For some he is an "outsider" and for some he is a popular figure, but to Manoj Tiwari, BJP candidate for North East Delhi constituency, these people are his "own". The Bhojpuri actor-turned politician is confident of writing a new chapter of development in this "neglected" constituency that has the highest concentration of migrants from eastern Uttar Pradesh and Bihar.
Needless to say, the singer and superstar of Bhojpuri cinema doesn't need an introduction in this area where huge hoardings of Tiwari, wearing lime green shirt, along with BJP prime ministerial candidate Narendra Modi announce his candidature from the constituency that was carved out of east Delhi in 2008, post the delimitation exercise.
In the absence of any motorcade or cavalcade swarming around the 41-year-old Tiwari, his star power is enough to attract local residents who smile, try to shake hands, shout and hoot the moment his BJP-poster adorned car passes by, and the actor reciprocates with equal warmth.
"They are my own people and unfortunately this constituency has been getting step-motherly treatment from the previous government. I want to connect with them directly and not have any air of being a star while I campaign," a visibly-tired looking Tiwari told IANS en route to Timarpur Mandal where he had a road show scheduled.
"There is no government hospital, recreational park, school or colleges in North East Delhi. I would first like to focus on these issues and then take on issues like traffic jams, sewerage problem, public transportation and water and electricity," he added, saying he was ready to wear the "crown of thorns" to make their lives better.
Tiwari, clad in a turquoise cotton kurta and jeans, started the road show by walking through narrow alleys of Timarpur area where an army of men and boys surrounded him, and women and girls cheered from their balconies and perched upon planks of grocery shops.
With heavy drum beats absorbing all other sounds, the only thing one could hear amid this celebration was "Manoj Tiwari ki jai ho" and the actor assured his supporters to have faith in him for a better future.
"I want to write a new story. People believe that actors can't think and there have been some actors who haven't done credible work. But, I have always felt miserable to see the apathy of leaders towards people, and I thought if I had to bring change, I have to be a part of politics," Tiwari said to his supporters, who are mostly factory workers and labourers.
In the last Lok Sabha elections, Tiwari was associated with Samajwadi Party and had lost miserably from the Gorakphur seat.
Even though there is 25-27 percent of Muslim population in this seventh Lok Sabha constituency, the high concentration of poorvanchali (migrants from eastern Uttar Pradesh and Bihar) would have been a factor in the BJP fielding him from here to cash in on his "stardom" and "popularity".

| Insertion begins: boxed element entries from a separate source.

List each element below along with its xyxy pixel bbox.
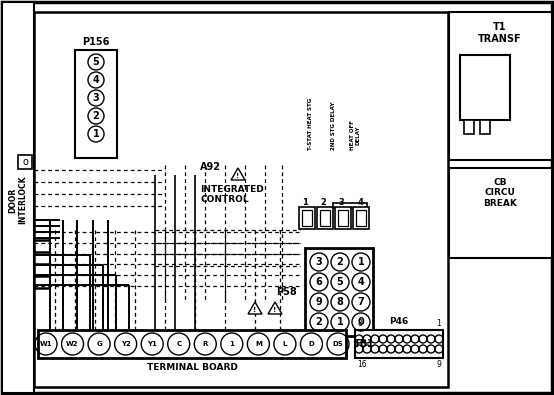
Bar — [38, 330, 346, 358]
Text: 1: 1 — [302, 198, 308, 207]
Bar — [317, 207, 333, 229]
Text: W2: W2 — [66, 341, 79, 347]
Text: 2: 2 — [93, 111, 99, 121]
Text: P156: P156 — [83, 37, 110, 47]
Text: G: G — [96, 341, 102, 347]
Text: 0: 0 — [358, 317, 365, 327]
Bar — [356, 210, 366, 226]
Text: !: ! — [253, 307, 257, 313]
Text: 16: 16 — [357, 360, 367, 369]
Text: 1: 1 — [358, 257, 365, 267]
Text: 1: 1 — [436, 319, 441, 328]
Text: o: o — [22, 157, 28, 167]
Text: !: ! — [273, 307, 276, 313]
Bar — [335, 207, 351, 229]
Text: CB
CIRCU
BREAK: CB CIRCU BREAK — [483, 178, 517, 208]
Text: 8: 8 — [337, 297, 343, 307]
Bar — [333, 203, 367, 208]
Text: 2: 2 — [320, 198, 326, 207]
Text: 5: 5 — [93, 57, 99, 67]
Text: 2: 2 — [337, 257, 343, 267]
Text: INTEGRATED
CONTROL: INTEGRATED CONTROL — [200, 185, 264, 204]
Text: 9: 9 — [316, 297, 322, 307]
Text: 3: 3 — [93, 93, 99, 103]
Text: DOOR
INTERLOCK: DOOR INTERLOCK — [8, 176, 28, 224]
Bar — [460, 55, 510, 120]
Polygon shape — [231, 168, 245, 180]
Text: 4: 4 — [93, 75, 99, 85]
Text: 4: 4 — [357, 198, 363, 207]
Text: 8: 8 — [357, 319, 362, 328]
Bar — [464, 120, 474, 134]
Text: TB1: TB1 — [353, 339, 375, 349]
Bar — [449, 12, 552, 160]
Bar — [320, 210, 330, 226]
Text: D: D — [309, 341, 314, 347]
Text: T1
TRANSF: T1 TRANSF — [478, 22, 522, 43]
Bar — [302, 210, 312, 226]
Text: L: L — [283, 341, 287, 347]
Text: 1: 1 — [93, 129, 99, 139]
Bar — [353, 207, 369, 229]
Text: 5: 5 — [337, 277, 343, 287]
Text: C: C — [176, 341, 181, 347]
Polygon shape — [268, 302, 282, 314]
Text: HEAT OFF
DELAY: HEAT OFF DELAY — [350, 120, 361, 150]
Text: DS: DS — [332, 341, 343, 347]
Text: M: M — [255, 341, 262, 347]
Bar — [34, 12, 448, 387]
Text: R: R — [203, 341, 208, 347]
Text: W1: W1 — [40, 341, 52, 347]
Text: 4: 4 — [358, 277, 365, 287]
Text: A92: A92 — [200, 162, 221, 172]
Text: !: ! — [237, 173, 240, 179]
Text: P46: P46 — [389, 317, 409, 326]
Bar — [2, 2, 34, 393]
Polygon shape — [248, 302, 262, 314]
Bar — [355, 330, 443, 358]
Bar — [449, 168, 552, 258]
Text: 3: 3 — [316, 257, 322, 267]
Text: 3: 3 — [338, 198, 344, 207]
Text: Y1: Y1 — [147, 341, 157, 347]
Bar — [299, 207, 315, 229]
Text: 1: 1 — [229, 341, 234, 347]
Bar — [305, 248, 373, 336]
Bar — [480, 120, 490, 134]
Bar — [18, 155, 32, 169]
Text: 2ND STG DELAY: 2ND STG DELAY — [331, 102, 336, 150]
Text: 6: 6 — [316, 277, 322, 287]
Text: P58: P58 — [276, 287, 297, 297]
Text: 2: 2 — [316, 317, 322, 327]
Bar — [75, 50, 117, 158]
Text: 7: 7 — [358, 297, 365, 307]
Bar — [338, 210, 348, 226]
Text: 9: 9 — [436, 360, 441, 369]
Text: TERMINAL BOARD: TERMINAL BOARD — [147, 363, 238, 372]
Text: T-STAT HEAT STG: T-STAT HEAT STG — [307, 98, 312, 150]
Text: 1: 1 — [337, 317, 343, 327]
Text: Y2: Y2 — [121, 341, 131, 347]
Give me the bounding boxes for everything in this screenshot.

"I will vote for him because he too is from Bihar just like me," Lalita Kalu, a housewife who is now settled in Dayalpur, told IANS.
"I watch his movies on a Bhojpuri channel. I don't know if he can bring in some change or not, but the fact that he comes from my state is a good reason for me to vote for him," she added.
"He is an outsider. Why should I vote for him?" asked Anil Kumar, who runs a mobile repairing shop in one of the dingy lanes of this area.
"We want someone who is a local and who is approachable. When we need to discuss any issue and problem where will we find the star hero? I have been living in Delhi since 70's and I have seen very little change in this area," he added.
As the sound of beating drums fade into oblivion, Rajpal Sharma, a dry cleaner breaks the silence.
"We want BJP to win, and I don't care who is the candidate. We have had Congress for 10 years and it is time for change," Sharma told IANS.